A ball of mass 40 g is thrown upward. It reaches to the maximum height of 80 m. At what height its kinetic energy reduced by 40%?​

Answer 1

Given:

A ball of mass 40 g is thrown upward. It reaches to the maximum height of 80 m.

To find:

Height at which KE reduced by 40%.

Calculation:

First of all, let initial velocity be u :

${v}^{2} = {u}^{2} + 2as$

$\implies {0}^{2} = {u}^{2} - 2(10)(80)$

$\implies {u}^{2} = 1600$

$\implies u = \sqrt{1600}$

$\implies u = 40 \: m {s}^{ - 1}$

Now, initial KE :

$KE = \dfrac{1}{2} m {u}^{2}$

$\implies KE = \dfrac{1}{2} \times 0.04 \times {(40)}^{2}$

$\implies KE = 32 \: joule$

Now, KE is reduced by 40%.

• So, final KE = 60% (Initial KE)

$\implies KE_{f} =60\% \times 32$

$\implies KE_{f} = 19.2$

$\implies \frac{1}{2} \times 0.04 \times {v_{f}}^{2} = 19.2$

$\implies v_{f} = 30.98 \: m {s}^{ - 1}$

Now, required height will be :

${ v_{f}}^{2} = {u}^{2} - 2gh$

$\implies 960 = 1600 - 2(10)h$

$\implies \: 20h = 640$

$\implies \: h = 32 \: m$

At height 32 metres, KE will be reduced by 40%.

Answer 2

Given:

mass of ball m = 40g

maximum height Hmax = 80 m

To find:

height at which kinetic energy is reduced by 40% h =?

Explanation:

• A ball of mass 40 g is thrown upward & reaches the maximum height of 80 m.

         i.e. m = 40 g

         Hmax = displacement  = S = 80 m

• Hence at maximum height, the velocity of a ball becomes zero.

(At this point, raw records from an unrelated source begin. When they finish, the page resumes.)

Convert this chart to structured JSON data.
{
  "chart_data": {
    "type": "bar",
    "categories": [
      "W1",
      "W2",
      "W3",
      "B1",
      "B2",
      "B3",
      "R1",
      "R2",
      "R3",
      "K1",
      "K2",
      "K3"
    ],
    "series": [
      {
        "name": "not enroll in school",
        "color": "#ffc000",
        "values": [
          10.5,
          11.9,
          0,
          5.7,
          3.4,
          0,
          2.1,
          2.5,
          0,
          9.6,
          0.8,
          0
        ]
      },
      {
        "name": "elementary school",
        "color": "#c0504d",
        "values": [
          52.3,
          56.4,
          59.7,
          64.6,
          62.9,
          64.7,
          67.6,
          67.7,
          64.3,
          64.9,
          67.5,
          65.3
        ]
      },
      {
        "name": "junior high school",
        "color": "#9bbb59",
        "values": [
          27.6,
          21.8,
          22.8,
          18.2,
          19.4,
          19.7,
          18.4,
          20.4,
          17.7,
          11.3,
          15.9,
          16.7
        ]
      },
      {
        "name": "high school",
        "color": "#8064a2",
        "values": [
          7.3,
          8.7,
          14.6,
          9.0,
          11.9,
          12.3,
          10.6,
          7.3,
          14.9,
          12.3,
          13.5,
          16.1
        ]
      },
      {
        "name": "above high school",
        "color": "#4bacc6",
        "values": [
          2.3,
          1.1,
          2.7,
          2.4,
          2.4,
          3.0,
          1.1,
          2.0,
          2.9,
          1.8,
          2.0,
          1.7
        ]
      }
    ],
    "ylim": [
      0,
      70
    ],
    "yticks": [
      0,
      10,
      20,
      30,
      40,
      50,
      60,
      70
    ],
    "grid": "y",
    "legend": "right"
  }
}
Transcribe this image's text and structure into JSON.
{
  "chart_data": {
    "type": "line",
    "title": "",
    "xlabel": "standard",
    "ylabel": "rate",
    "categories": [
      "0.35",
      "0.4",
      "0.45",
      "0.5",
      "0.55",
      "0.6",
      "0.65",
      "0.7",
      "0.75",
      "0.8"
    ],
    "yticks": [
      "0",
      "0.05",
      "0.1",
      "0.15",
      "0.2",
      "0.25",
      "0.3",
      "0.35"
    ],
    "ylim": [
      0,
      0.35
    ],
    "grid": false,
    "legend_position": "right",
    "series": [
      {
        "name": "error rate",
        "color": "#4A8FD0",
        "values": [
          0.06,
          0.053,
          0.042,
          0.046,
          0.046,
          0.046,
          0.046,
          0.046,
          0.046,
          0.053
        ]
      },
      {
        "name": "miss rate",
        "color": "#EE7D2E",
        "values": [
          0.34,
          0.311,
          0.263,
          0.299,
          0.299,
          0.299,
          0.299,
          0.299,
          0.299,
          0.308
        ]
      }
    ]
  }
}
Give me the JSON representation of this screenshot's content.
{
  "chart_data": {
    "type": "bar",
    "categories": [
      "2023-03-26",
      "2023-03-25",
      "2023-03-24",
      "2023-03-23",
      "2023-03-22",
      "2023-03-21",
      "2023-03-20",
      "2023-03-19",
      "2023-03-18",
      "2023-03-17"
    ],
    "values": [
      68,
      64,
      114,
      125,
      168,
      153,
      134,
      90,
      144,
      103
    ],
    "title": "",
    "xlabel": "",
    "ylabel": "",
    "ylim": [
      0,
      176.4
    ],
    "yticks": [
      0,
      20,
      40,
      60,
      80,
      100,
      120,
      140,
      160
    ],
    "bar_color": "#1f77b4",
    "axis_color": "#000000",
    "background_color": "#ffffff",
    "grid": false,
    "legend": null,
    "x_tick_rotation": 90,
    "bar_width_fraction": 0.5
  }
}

        i.e. final velocity v = 0 m/s

• First, we have to find the initial velocity with which a ball is thrown upward.  

• By the kinematical law of equation

$v^2 = u^2$ + 2as

0 = $u^2$ + 2 (-9.81) (80)

• After solving above equation,

u = 39.6181 m/s

• The kinetic energy of ball is calculated as:

K.E = 0.5 × m$u^2$

     = 0.5 × 0.040 × 39.6181 (39.6181)

K.E = 31.3918 J

• Now, 40% of K.E = 0.40 × 31.3918 = 12.5567 J

12.5567 = 0.5 × m$v^2$

⇒ v = 25.05 m/s

• from the law of the kinematical equation, we can find the height

$v^2 = u^2$ + 2as

(25.05)(25.05) = (39.6181)(39.6181) + 2(-9.81) s

s = 48.01 m

Hence at a height of 48.01 m, the kinetic energy reduced by 40% of a ball.